Splunk at Genius.com

Ensuring Continuous Availability for Cloud-based Marketing Automation Provider

The Business

Genius.com delivered its first product, Sales Genius, in May 2006 and introduced the first marketing automation software-as-a-service (SaaS) offering. This visionary company, which has introduced eight products since its founding in 2004, focuses fanatically on enabling customer success. For Genius.com this is achieved through delivering peak performance and continuous uptime for their cloud-based offering.

Challenges

With the multitude of devices, servers, and applications that it takes to provide a cloud-delivered solution, the Genius.com IT organization was inhibited without a centralized view of its infrastructure. Dealing with multiple consoles for the many different technologies added complexity to troubleshooting and lengthened resolution times. Not only did the operations team lose productivity sifting through logs and building custom scripts, they often missed items such as Apache 500 errors. Overlooking these "would-be" easy fixes had a impact on the customer experience. And as Genius.com grew and expanded its infrastructure, the probability of additional customer problems also increased.

Developers who were focused on fixing issues relied on the operations team to send them the debugging information needed to resolve problems. A request for visibility around a specific event, like a 404 error, required operations to create a custom script. It often took 24 hours to deliver these to development. Manual processes like this hindered IT productivity and impacted service levels. Beyond this, when someone needed access to sensitive data, this raised a security and compliance dilemma. Should they risk a penalty or fine by providing the required access or create a roadblock for a developer who was just trying to do his job?

Enter Splunk

Genius.com gave their entire customer support team access to Splunk--from the tier one staffers who take initial calls up the escalation path to the senior developers. With Splunk they gained a secure, realtime view across their infrastructure without compromising security or compliance. Developers now have a direct view into operational data, which is critical to quickly fix problems on the production cloud. Further, Genius.com is staying ahead of critical issues by using Splunk for monitoring and alerting.
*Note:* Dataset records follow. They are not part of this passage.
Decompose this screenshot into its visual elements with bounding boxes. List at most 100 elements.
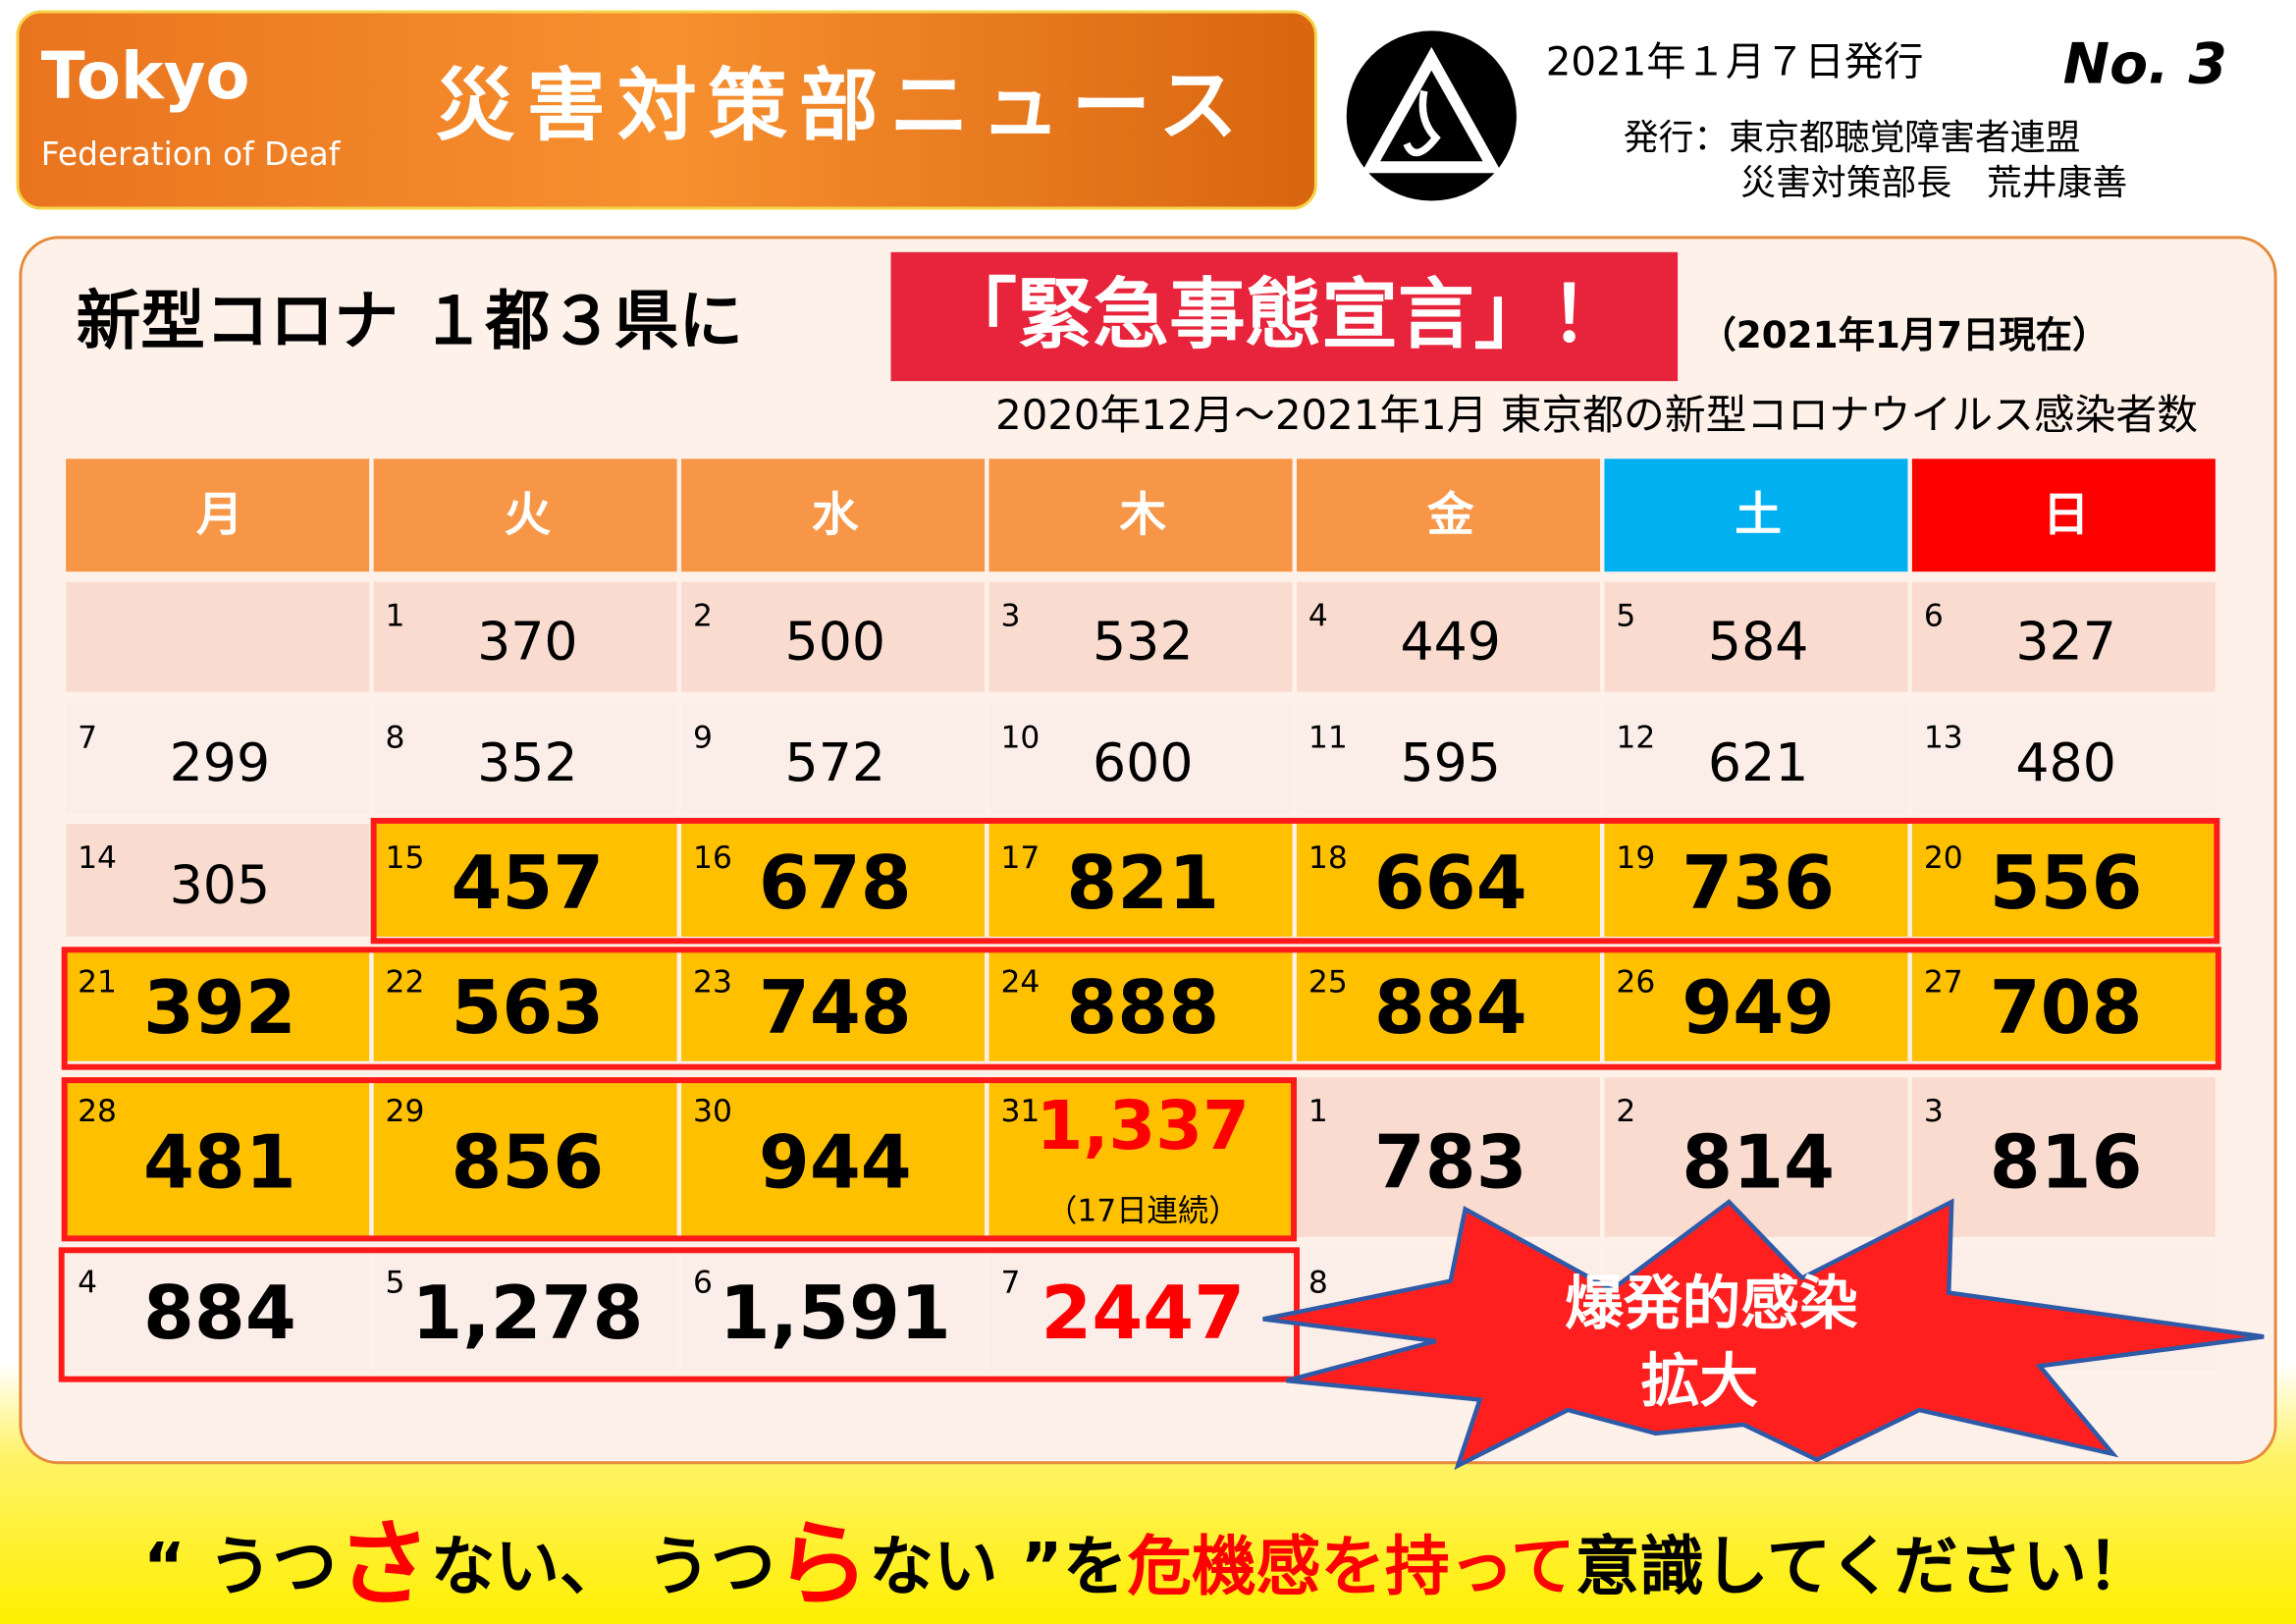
case-count: 884 [143, 1271, 296, 1356]
table-cell [66, 581, 370, 692]
day-number: 7 [1000, 1266, 1020, 1301]
case-count: 480 [2015, 731, 2116, 793]
day-number: 30 [693, 1094, 732, 1129]
day-number: 11 [1308, 720, 1348, 755]
case-count: 678 [759, 840, 912, 926]
day-number: 3 [1000, 598, 1020, 633]
header-cell [681, 459, 986, 572]
table-cell [66, 703, 370, 814]
table-cell [681, 581, 986, 692]
case-count: 621 [1708, 731, 1809, 793]
publisher-head: 災害対策部長 荒井康善 [1740, 163, 2127, 203]
table-cell [1911, 581, 2216, 692]
day-number: 14 [78, 840, 117, 876]
day-number: 26 [1616, 965, 1655, 1001]
case-count: 2447 [1041, 1271, 1245, 1356]
highlight-frame [61, 947, 2221, 1070]
header-cell [1911, 459, 2216, 572]
headline-box [890, 251, 1679, 382]
day-number: 6 [1924, 598, 1944, 633]
case-count: 748 [759, 965, 912, 1051]
burst: 爆発的感染 拡大 [1262, 1198, 2265, 1471]
header-cell [373, 459, 677, 572]
table-cell [1297, 823, 1600, 937]
case-count: 532 [1093, 610, 1194, 672]
case-count: 584 [1708, 610, 1809, 672]
case-count: 708 [1990, 965, 2143, 1051]
case-count: 457 [451, 840, 604, 926]
case-count: 449 [1400, 610, 1501, 672]
day-number: 5 [386, 1266, 405, 1301]
slogan-part: ない ”を [869, 1530, 1127, 1604]
day-number: 19 [1616, 840, 1655, 876]
day-number: 8 [1308, 1266, 1328, 1301]
case-count: 352 [477, 731, 578, 793]
case-count: 814 [1682, 1120, 1835, 1206]
case-count: 888 [1066, 965, 1219, 1051]
table-cell [66, 1077, 370, 1237]
table-cell [988, 823, 1293, 937]
table-cell [988, 703, 1293, 814]
slogan: “ うつさない、 うつらない ”を危機感を持って意識してください！ [143, 1510, 2152, 1620]
table-cell [1911, 823, 2216, 937]
case-count: 392 [143, 965, 296, 1051]
table-cell [373, 823, 677, 937]
slogan-part: 意識してください！ [1575, 1530, 2152, 1604]
table-cell [681, 823, 986, 937]
case-count: 500 [785, 610, 886, 672]
column-header: 月 [196, 489, 243, 543]
day-number: 8 [386, 720, 405, 755]
header-title: 災害対策部ニュース [436, 60, 1250, 152]
cell-note: （17日連続） [1046, 1193, 1240, 1228]
day-number: 16 [693, 840, 732, 876]
day-number: 27 [1924, 965, 1963, 1001]
case-count: 327 [2015, 610, 2116, 672]
table-cell [1604, 823, 1908, 937]
slogan-part: 危機感を持って [1127, 1530, 1575, 1604]
day-number: 12 [1616, 720, 1655, 755]
table-cell [988, 1077, 1293, 1237]
slogan-part: ら [775, 1510, 870, 1620]
day-number: 4 [1308, 598, 1328, 633]
case-count: 821 [1066, 840, 1219, 926]
table-cell [66, 1248, 370, 1371]
table-cell [1297, 581, 1600, 692]
case-count: 944 [759, 1120, 912, 1206]
case-count: 736 [1682, 840, 1835, 926]
table-cell [66, 947, 370, 1061]
case-count: 1,591 [720, 1271, 951, 1356]
day-number: 1 [1308, 1094, 1328, 1129]
case-count: 1,278 [411, 1271, 643, 1356]
column-header: 日 [2043, 489, 2090, 543]
slogan-part: ない、 うつ [431, 1530, 775, 1604]
table-cell [988, 947, 1293, 1061]
day-number: 23 [693, 965, 732, 1001]
slogan-part: “ うつ [143, 1530, 337, 1604]
table-cell [1604, 947, 1908, 1061]
table-cell [1297, 947, 1600, 1061]
day-number: 6 [693, 1266, 713, 1301]
logo-emblem [1346, 30, 1517, 201]
day-number: 29 [386, 1094, 425, 1129]
column-header: 金 [1426, 489, 1474, 543]
day-number: 4 [78, 1266, 97, 1301]
case-count: 1,337 [1037, 1087, 1250, 1165]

The 24 x 7 Network Operations Center (NOC) uses Splunk and Nagios consoles side-by-side to monitor the application environment. If, for example, the customizedNagios monitoring system sends out an alert that a daemon has died, the NOC team responds by restarting the daemon and then uses Splunk to search for the error that caused the failure. They send the logs surrounding this event to their in-house bug tracking system, quickly and thoroughly reporting this issue as a defect. Using Splunk alerting, they can now proactively monitor to resolve potential and future product issues

Splunk has also helped the Genius team establish a baseline understanding of their environment. The baseline, coupled with Splunk alerting, prevented a potential security and performance problem with their DNS servers. When the NOC identified 4000 events coming in from India, they knew this was abnormal.

Once they had the IP address and a timeframe, they analyzed and understood the pattern, then coordinated remediation to block the IP address. Although the team members addressing this problem worked remotely, the common view provided by Splunk simplified collaboration and accelerated resolution.

Breakthroughs

With Genius.com's accelerated growth and cloud business model, the company doesn't have time for inefficiency. Splunk has made a huge impact in this area, reducing 24-hour turn-around times to minutes and better equipping both development and operations to respond, react and be more proactive in identifying and resolving problems. As a result, Splunk helps maintain the high availability of Genius' cloud-based service supporting service-levels and customer satisfaction and retention initiatives.

Not only has Splunk helped the Genius.com network operations operations team manage its infrastructure, it helps the company meet important SaaS criteria. As the centralized logging component of their cloud infrastructure, Splunk helped Genius meet a critical SAS 70 requirement—a common selection criteria when evaluating SaaS offerings. The addition of Splunk has made that an easy check mark.